Differences between Directing Short Films and Feature Films
HN: This is your first feature length animated film. In regard to telling a story by animation, what differences do you feel are between short films and feature films?
Hiroyasu Ishida: What I realized after quite a while from the day of its theatrical release in Japan was that what the majority of audience wants to enjoy the most, when they watch an animated feature film, is its story.
Regarding the movement of the animation and the quality of the drawings in this film, there was room for improvement because it was my first time directing a feature length film, and I couldn’t manage them perfectly. But I felt that the ratio of the audience for this film who’ve noticed those kinds of shots in the film and mentioned that “this part of the film is poorly done” was very little. As a whole, I had an impression that there were a much greater portion of the audience who expressed their emotions, like “It was fun or sad or funny”, that they got from their overall impression of the film, including the story, drawings, movement of the characters and music.
Come to think of it, it is obvious that much of the audience for short films tends to watch each film in their own preferred way, unique to them. They check the visual expressions of short films in detail. Of course, the narrative of each short film is also an indispensable checkpoint for them, I understand that.
Anyway, that is the difference I felt between a feature length film and a short film, after I made this film.
HN: You mean that there is a tendency of much of the audience for short films paying more attention to the quality of drawings or visual expressions than the audiences of feature films, and you, as a director, tend to focus more on visual elements when you make a short film, right?
Hiroyasu Ishida: Compared to feature films, I think so. I feel that the differences in the production environment between feature films and short films are affecting the creative stances of each. When I make a short film, I can stick to animating powerful pictures throughout the film with a small creative team.

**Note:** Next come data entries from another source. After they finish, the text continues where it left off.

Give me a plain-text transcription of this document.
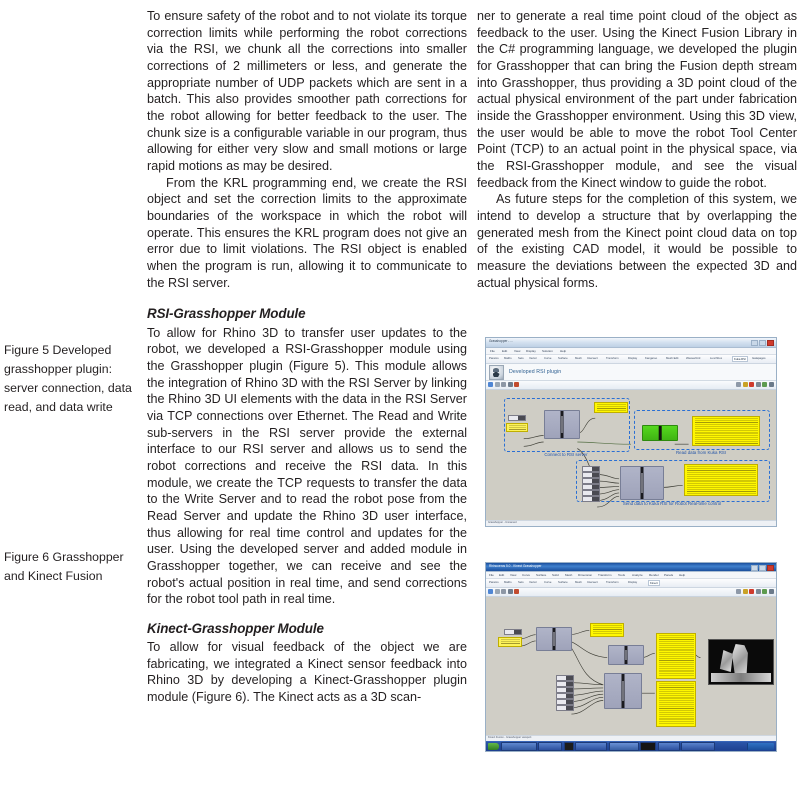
Figure 5 Developed grasshopper plugin: server connection, data read, and data write
Figure 6 Grasshopper and Kinect Fusion

To ensure safety of the robot and to not violate its torque correction limits while performing the robot corrections via the RSI, we chunk all the corrections into smaller corrections of 2 millimeters or less, and generate the appropriate number of UDP packets which are sent in a batch. This also provides smoother path corrections for the robot allowing for better feedback to the user. The chunk size is a configurable variable in our program, thus allowing for either very slow and small motions or large rapid motions as may be desired.

From the KRL programming end, we create the RSI object and set the correction limits to the approximate boundaries of the workspace in which the robot will operate. This ensures the KRL program does not give an error due to limit violations. The RSI object is enabled when the program is run, allowing it to communicate to the RSI server.

RSI-Grasshopper Module

To allow for Rhino 3D to transfer user updates to the robot, we developed a RSI-Grasshopper module using the Grasshopper plugin (Figure 5). This module allows the integration of Rhino 3D with the RSI Server by linking the Rhino 3D UI elements with the data in the RSI Server via TCP connections over Ethernet. The Read and Write sub-servers in the RSI server provide the external interface to our RSI server and allows us to send the robot corrections and receive the RSI data. In this module, we create the TCP requests to transfer the data to the Write Server and to read the robot pose from the Read Server and update the Rhino 3D user interface, thus allowing for real time control and updates for the user. Using the developed server and added module in Grasshopper together, we can receive and see the robot's actual position in real time, and send corrections for the robot tool path in real time.

Kinect-Grasshopper Module

To allow for visual feedback of the object we are fabricating, we integrated a Kinect sensor feedback into Rhino 3D by developing a Kinect-Grasshopper plugin module (Figure 6). The Kinect acts as a 3D scan-

ner to generate a real time point cloud of the object as feedback to the user. Using the Kinect Fusion Library in the C# programming language, we developed the plugin for Grasshopper that can bring the Fusion depth stream into Grasshopper, thus providing a 3D point cloud of the actual physical environment of the part under fabrication inside the Grasshopper environment. Using this 3D view, the user would be able to move the robot Tool Center Point (TCP) to an actual point in the physical space, via the RSI-Grasshopper module, and see the visual feedback from the Kinect window to guide the robot.

As future steps for the completion of this system, we intend to develop a structure that by overlapping the generated mesh from the Kinect point cloud data on top of the existing CAD model, it would be possible to measure the deviations between the expected 3D and actual physical forms.

Grasshopper - ...
File Edit View Display Solution Help
Params Maths Sets Vector	Curve Surface	Mesh Intersect	Transform	Display	Kangaroo	Mesh Edit	Weaverbird	Lunchbox	Kuka RSI	Galapagos
Developed RSI plugin
Connect to RSI server	Read data from Kuka RSI
Send data to Kuka RSI for Robot Real-time control
Grasshopper - Unnamed
Rhinoceros 5.0 - Kinect Grasshopper
File Edit View Curve Surface Solid Mesh Dimension Transform Tools Analyze Render Panels Help
Params Maths Sets Vector	Curve Surface	Mesh Intersect	Transform	Display	Kinect
Kinect Fusion - Grasshopper viewport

And as its playtime is short, the audience can wholly enjoy the short film’s elaborate visual expressions, which is crammed with information.

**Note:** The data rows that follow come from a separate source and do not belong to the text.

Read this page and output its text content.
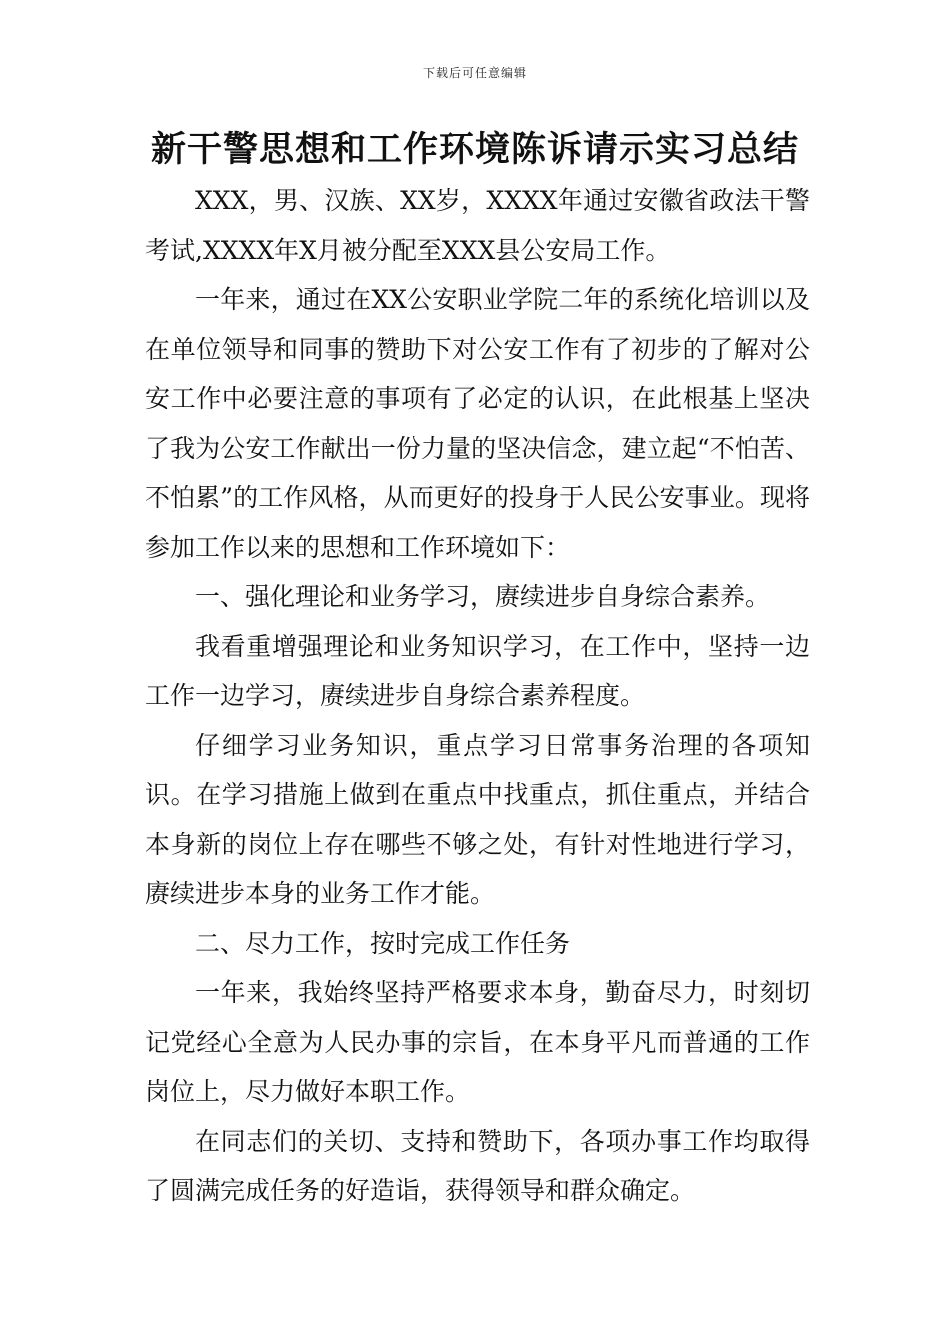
下载后可任意编辑
新干警思想和工作环境陈诉请示实习总结

XXX，男、汉族、XX岁，XXXX年通过安徽省政法干警考试,XXXX年X月被分配至XXX县公安局工作。

一年来，通过在XX公安职业学院二年的系统化培训以及在单位领导和同事的赞助下对公安工作有了初步的了解对公安工作中必要注意的事项有了必定的认识，在此根基上坚决了我为公安工作献出一份力量的坚决信念，建立起“不怕苦、不怕累”的工作风格，从而更好的投身于人民公安事业。现将参加工作以来的思想和工作环境如下：

一、强化理论和业务学习，赓续进步自身综合素养。

我看重增强理论和业务知识学习，在工作中，坚持一边工作一边学习，赓续进步自身综合素养程度。

仔细学习业务知识，重点学习日常事务治理的各项知识。在学习措施上做到在重点中找重点，抓住重点，并结合本身新的岗位上存在哪些不够之处，有针对性地进行学习，赓续进步本身的业务工作才能。

二、尽力工作，按时完成工作任务

一年来，我始终坚持严格要求本身，勤奋尽力，时刻切记党经心全意为人民办事的宗旨，在本身平凡而普通的工作岗位上，尽力做好本职工作。

在同志们的关切、支持和赞助下，各项办事工作均取得了圆满完成任务的好造诣，获得领导和群众确定。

However, if I make all shots in a feature film on the same level of elaboration as I do for a short film, the total amount of information the audience receives from the film during its long playtime would become excessive. It ends up making the audience swamped with information from the film.
To start with, I can’t receive enough budget and human resources for a feature film project that would enable me to create each shot on the same level as a short film project. That is to say, when we make a feature film, we should intend to make a film that lets the audience judge by its overall quality, and for that we need to thin out the information in the film by managing the amount of information in each scene well.
To recap, I learned that feature films and short films are not equal on the situations of creators and audiences, and there is a special balance in viewpoint between the creative side and the audience side for feature film production.